Now, you've already chosen to have 2.62V across the 3rd R. That leaves (9 - 2.62)V = 6.38V (not 9V) across R1. Since the same 100uA flows through R1, you should now be able to calculate the value for R1.
If you arrive at the correct value for R1, that will place the base at 2.62V and the emitter at 2V. Since Re is 2k, that fixes Ie at 2V/2k = 1mA. That in turn fixes the collector current Ic at 1mA.
Ic flows through RL so that there's a voltage drop of 1mA*3.5k = 3.5V. Dropping 3.5V from 9V places the collector at 5.5V.

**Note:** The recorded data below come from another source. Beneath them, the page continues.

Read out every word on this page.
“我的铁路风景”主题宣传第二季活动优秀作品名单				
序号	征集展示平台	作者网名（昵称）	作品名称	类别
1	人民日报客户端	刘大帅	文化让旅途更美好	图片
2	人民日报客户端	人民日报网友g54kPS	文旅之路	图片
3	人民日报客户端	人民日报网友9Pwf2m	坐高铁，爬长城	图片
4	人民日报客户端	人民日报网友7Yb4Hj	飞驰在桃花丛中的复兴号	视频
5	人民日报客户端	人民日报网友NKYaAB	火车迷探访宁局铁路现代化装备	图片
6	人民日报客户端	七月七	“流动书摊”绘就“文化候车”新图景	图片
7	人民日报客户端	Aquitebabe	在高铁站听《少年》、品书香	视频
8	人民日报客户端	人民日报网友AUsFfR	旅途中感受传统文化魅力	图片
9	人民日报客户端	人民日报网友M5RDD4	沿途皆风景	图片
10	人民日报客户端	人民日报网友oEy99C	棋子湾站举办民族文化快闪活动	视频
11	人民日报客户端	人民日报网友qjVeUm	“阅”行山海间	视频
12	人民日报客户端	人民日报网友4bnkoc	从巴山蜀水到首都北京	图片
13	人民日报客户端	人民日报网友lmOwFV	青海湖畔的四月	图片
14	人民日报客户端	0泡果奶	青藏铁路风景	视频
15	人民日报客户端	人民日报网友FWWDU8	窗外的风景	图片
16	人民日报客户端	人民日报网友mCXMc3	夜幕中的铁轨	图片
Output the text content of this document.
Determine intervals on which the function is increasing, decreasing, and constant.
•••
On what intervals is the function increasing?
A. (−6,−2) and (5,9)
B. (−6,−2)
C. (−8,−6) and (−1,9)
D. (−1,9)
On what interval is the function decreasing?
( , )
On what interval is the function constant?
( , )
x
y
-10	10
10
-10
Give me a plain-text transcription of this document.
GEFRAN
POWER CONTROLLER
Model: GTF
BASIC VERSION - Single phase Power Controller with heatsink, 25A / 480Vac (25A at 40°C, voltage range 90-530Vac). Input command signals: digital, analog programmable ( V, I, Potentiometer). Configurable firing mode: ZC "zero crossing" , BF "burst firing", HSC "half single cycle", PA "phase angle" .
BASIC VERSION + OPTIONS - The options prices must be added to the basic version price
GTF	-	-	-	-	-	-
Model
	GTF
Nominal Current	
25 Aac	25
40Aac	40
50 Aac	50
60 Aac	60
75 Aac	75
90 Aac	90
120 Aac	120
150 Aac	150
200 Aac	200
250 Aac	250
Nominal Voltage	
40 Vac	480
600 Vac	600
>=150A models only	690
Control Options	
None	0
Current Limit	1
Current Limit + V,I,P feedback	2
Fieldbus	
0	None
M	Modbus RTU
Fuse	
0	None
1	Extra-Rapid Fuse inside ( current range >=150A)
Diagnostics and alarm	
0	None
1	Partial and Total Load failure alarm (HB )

The collector-to-emitter voltage Vce = Vc - Ve. It's vital that Vce be at least a few volts so that the transistor can operate properly. I've left some of the numerical calculations to you as it will be good practice.
Note: The currents through R1 and the 3rd R are not exactly the same, and the same goes for Ie and Ic. The (small) difference in each case is the base current Ib. But taking them as the same is a close enough approximation for most applications like this. So let's not go into that for now. Maybe later, if necessary.